You cannot approach the consumer court with complaints against your electricity service provider if you are using electricity for commercial activity that earns you profit.

mumbai Updated: Sep 02, 2010 01:57 IST
Dharmendra Jore

You cannot approach the consumer court with complaints against your electricity service provider if you are using electricity for commercial activity that earns you profit.

On August 11, the city’s Suburban Consumer Dispute Redressal Forum ruled that since self-employed people running an industry exclusively for earning a livelihood also make profit, they cannot be treated as consumers under the Consumer Protection Act.

Five consumers from the Deonar Majithia Industrial Estate had, in two separate cases, moved the forum when Reliance Infrastructure [then Reliance Energy] billed them under the LTP-II (low tension for industrial use) category which is costlier than LTP-I under which they were being charged until then.

One of the complainants Ponrathnam N, who had moved the forum five years ago, told Hindustan Times that he had suffered losses of Rs 11 lakh since 2004 by paying an extra amount to Reliance Infrastructure (RInfra).

“I got a copy of the court order three days ago.

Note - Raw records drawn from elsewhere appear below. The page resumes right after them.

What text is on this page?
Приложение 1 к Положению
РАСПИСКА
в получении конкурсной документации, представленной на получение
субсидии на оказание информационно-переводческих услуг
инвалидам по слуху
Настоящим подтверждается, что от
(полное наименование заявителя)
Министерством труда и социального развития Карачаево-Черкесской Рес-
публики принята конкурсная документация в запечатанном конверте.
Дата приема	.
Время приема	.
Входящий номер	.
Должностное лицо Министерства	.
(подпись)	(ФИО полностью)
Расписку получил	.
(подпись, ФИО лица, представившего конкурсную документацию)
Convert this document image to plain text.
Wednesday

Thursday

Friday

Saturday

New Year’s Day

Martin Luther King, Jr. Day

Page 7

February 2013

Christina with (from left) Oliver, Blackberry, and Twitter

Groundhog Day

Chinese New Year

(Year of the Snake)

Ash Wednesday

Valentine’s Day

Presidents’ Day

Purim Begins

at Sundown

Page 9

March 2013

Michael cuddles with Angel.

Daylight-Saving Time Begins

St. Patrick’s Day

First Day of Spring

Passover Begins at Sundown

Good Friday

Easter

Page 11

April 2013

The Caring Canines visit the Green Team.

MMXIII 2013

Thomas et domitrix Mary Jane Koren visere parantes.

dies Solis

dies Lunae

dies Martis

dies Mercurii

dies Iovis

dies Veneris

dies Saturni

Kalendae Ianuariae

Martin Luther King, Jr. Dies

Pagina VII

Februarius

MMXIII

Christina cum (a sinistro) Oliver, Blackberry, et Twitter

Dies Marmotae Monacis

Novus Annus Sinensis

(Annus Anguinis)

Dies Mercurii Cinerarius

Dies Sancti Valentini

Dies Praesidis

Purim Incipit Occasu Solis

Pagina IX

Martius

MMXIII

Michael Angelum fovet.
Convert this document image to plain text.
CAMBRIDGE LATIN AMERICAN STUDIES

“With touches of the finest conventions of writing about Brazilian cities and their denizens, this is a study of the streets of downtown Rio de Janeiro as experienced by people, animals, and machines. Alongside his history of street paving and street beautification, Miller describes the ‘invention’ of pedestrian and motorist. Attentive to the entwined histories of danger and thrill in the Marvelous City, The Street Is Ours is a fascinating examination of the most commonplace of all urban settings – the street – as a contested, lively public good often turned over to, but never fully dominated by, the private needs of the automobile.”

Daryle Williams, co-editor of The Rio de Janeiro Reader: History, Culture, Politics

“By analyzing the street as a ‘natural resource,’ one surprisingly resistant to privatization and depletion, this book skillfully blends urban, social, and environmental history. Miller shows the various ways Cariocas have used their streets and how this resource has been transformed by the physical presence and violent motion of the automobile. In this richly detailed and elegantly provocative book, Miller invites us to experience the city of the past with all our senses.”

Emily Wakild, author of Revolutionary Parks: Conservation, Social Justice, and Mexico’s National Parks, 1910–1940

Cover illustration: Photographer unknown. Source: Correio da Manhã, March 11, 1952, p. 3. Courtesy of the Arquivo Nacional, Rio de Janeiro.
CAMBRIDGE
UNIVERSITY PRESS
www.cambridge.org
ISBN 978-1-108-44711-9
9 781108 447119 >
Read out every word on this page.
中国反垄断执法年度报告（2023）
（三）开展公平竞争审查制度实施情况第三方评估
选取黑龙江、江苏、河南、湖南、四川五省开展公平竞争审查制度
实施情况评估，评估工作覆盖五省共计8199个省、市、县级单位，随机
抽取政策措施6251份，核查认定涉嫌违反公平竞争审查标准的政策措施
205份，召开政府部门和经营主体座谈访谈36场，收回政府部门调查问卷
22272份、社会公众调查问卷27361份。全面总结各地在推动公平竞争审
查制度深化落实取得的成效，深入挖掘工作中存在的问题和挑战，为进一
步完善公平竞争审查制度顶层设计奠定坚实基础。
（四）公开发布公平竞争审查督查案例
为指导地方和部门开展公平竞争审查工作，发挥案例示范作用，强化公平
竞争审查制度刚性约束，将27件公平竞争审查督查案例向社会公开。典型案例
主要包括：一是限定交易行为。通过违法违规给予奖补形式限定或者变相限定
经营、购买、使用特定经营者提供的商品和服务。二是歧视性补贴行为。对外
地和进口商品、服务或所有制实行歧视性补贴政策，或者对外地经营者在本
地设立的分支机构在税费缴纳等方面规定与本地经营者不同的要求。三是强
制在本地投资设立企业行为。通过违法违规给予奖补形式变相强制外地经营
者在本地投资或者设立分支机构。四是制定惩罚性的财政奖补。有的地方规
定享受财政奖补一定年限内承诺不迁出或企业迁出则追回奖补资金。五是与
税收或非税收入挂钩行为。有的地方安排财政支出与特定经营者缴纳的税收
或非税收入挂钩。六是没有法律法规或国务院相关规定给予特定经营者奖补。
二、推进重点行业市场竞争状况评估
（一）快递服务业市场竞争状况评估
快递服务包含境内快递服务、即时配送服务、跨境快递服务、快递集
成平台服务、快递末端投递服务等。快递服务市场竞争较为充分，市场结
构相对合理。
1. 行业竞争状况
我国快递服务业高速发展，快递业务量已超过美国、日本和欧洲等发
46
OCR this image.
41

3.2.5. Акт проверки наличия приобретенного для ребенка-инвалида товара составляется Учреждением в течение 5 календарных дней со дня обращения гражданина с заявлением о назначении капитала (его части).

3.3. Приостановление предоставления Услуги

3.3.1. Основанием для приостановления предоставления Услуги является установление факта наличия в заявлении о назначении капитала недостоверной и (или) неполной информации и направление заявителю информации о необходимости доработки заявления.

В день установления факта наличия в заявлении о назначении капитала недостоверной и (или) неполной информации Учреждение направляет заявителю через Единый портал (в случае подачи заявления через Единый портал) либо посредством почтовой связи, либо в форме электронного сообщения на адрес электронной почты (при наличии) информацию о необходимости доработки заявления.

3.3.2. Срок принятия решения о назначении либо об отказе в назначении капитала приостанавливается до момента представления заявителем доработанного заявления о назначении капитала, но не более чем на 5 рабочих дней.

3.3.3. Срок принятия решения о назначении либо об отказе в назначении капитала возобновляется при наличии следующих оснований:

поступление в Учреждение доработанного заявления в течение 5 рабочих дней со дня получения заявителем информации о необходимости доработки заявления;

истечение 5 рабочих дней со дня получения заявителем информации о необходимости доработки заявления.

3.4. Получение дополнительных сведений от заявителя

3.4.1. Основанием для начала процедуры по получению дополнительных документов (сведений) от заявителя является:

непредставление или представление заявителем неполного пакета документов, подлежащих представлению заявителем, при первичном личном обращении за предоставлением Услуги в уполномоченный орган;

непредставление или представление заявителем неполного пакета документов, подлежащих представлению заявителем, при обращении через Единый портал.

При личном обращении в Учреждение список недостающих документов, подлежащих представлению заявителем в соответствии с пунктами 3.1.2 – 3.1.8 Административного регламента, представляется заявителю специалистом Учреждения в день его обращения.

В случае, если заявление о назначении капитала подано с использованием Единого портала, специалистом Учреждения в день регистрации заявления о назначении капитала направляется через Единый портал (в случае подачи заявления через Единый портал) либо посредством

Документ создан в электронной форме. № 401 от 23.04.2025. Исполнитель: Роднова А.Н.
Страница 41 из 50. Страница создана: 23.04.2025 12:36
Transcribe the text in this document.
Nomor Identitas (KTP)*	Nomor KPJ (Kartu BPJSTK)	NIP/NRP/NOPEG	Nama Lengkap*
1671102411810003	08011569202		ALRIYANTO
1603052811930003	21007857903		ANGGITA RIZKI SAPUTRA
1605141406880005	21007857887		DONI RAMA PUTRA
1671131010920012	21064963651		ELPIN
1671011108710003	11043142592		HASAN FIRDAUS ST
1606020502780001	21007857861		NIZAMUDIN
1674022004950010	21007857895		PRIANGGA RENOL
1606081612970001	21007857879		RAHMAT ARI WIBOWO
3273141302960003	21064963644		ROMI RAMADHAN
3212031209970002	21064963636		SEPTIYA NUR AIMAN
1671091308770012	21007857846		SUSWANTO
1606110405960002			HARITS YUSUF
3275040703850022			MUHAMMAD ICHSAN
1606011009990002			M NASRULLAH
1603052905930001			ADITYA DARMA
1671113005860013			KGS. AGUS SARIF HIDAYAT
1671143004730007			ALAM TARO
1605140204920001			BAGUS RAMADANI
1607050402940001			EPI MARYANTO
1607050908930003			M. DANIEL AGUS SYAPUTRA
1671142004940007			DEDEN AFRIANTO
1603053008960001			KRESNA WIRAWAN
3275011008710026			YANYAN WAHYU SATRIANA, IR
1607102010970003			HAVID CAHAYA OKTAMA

I don’t know what to do after fighting the case for the past five years,” Ponrathnam said.

Ponrathnam, who is an approved consumer representative of the Maharashtra Electricity Regulatory Commission (MERC), said commercial consumers will have to opt for more expensive ways to take on power distributors.

“We will have to move MERC or the high court. This will cost us more and consume more time,” he said.

The order, issued by the forum’s chairperson Suman Mahajan and member G.L. Chavan, [a copy of it is with HT], said the Consumer Protection Act does not treat people or companies, who use any ‘service’ for profiteering, as consumers.

“A similar verdict was given by the national [consumer] forum. So, this forum cannot try the matter related to tariff or pricing,” the order said.

The district forum, in its interim order, had restrained RInfra from disconnecting power supply to the complainants.

RInfra had challenged this order in the state consumer court, which then asked the petitioners to pay new charges until the case was disposed.

All the five consumers have now shifted to Tata Power Company that supplies power at cheaper rates.